Segundo Galvão, ao descrever Padilha como “desafeto pessoal” e questionar a competência do ministro, Lira evidenciou rivalidade não só pelas verbas do Orçamento, mas pelo controle da agenda legislativa do governo. A “teimosia” de Lula pode ser uma tentativa de sinalização de força do Presidente da República, revelando intenção de proteger interesses do partido e da sua gestão. “No entanto, a resistência também expõe o governo a riscos no longo prazo, visto que a cooperação do Centrão é essencial para aprovar leis e garantir estabilidade”, disse.

Na visão de Luiz Felipe Freitas, cientista político e assessor legislativo da Malta Advogados, o confronto entre Lira e Padilha sugere que o governo se empolgou com a decisão do plenário de manter preso o deputado Chiquinho Brazão e dobrou a aposta em tom incomum e emocional, visando isolar o presidente da Câmara. “A cartada arriscada, se vingar, pode condenar Lira ao ostracismo dos antecessores. Caso contrário, pode chegar ao extremo do impeachment do presidente da República, tal qual ocorreu sob a batuta de Eduardo Cunha (MDB-RJ)”, explicou.

Freitas lembra que, em meio ao mal-estar com Lira, o governo ainda demitiu Wilson César de Lira Santos, primo do presidente da Câmara, do cargo de superintendente regional do Instituto Nacional de Colonização e Reforma Agrária (Incra) de Alagoas. Nos bastidores, Lira reclamou da falta de “aviso prévio”. A decisão do governo, por sua vez, explicitou a ousadia da aposta de isolamento do deputuado. “Há ainda a tentativa do governo de negociar diretamente com as bancadas, algo não testado e que desafia o presidente da Câmara”, acrescentou.

De toda forma, a insistência de Lula pode levar a uma situação em que, sob pressão crescente e necessidade de apoio legislativo, o Centrão elevará o preço da governabilidade. Tal cenário também enfraquece a base ideológica do Planalto e pode desacelerar as políticas progressistas do PT.

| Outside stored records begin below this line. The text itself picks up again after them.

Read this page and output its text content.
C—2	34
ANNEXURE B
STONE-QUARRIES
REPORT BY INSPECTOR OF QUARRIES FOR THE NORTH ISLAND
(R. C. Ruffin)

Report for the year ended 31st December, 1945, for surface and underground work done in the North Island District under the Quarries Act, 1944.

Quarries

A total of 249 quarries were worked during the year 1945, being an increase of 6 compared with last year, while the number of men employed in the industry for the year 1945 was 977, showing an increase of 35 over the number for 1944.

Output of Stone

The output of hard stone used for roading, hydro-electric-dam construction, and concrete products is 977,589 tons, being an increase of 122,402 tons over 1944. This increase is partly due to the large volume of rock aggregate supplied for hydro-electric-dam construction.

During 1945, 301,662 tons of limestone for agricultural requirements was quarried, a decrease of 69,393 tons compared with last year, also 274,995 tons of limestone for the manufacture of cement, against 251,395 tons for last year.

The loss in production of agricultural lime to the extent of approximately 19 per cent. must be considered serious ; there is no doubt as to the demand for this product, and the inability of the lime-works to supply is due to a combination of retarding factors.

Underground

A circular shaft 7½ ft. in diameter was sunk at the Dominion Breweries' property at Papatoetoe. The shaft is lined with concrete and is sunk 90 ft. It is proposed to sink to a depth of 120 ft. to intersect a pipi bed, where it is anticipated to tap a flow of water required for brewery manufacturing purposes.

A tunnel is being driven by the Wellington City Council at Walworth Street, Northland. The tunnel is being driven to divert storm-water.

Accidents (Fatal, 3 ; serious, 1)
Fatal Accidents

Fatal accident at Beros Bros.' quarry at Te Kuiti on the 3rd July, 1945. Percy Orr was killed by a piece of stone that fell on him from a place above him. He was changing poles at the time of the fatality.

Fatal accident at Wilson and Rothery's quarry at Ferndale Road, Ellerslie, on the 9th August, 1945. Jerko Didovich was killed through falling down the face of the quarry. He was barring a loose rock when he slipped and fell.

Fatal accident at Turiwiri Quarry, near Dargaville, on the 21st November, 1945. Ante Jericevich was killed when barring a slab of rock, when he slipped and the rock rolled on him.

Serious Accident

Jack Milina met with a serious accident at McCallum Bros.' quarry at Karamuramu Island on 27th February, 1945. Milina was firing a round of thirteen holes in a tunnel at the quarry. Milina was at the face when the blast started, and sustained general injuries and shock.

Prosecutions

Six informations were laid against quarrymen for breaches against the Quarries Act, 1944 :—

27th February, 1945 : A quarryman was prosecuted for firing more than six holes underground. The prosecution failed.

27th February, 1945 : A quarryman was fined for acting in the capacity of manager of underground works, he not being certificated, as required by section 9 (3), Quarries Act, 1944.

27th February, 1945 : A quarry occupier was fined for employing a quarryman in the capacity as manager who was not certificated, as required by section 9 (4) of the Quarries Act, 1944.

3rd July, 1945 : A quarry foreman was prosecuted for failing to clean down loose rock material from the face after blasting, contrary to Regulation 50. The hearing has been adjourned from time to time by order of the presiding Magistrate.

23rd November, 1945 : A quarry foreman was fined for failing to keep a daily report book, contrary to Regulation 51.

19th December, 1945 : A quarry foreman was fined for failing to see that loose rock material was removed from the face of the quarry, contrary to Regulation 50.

O cientista político Leandro Gabiati, diretor da Dominium Consultoria, não acredita, contudo, que a rixa entre Planalto e Lira congelará as relações entre os poderes. “A Câmara garantirá a pauta do ministro Fernando Haddad (Fazenda), com quem se entende em paralelo. “Além disso, haverá trégua devido a compromissos de cada lado com a campanha eleitoral”, disse.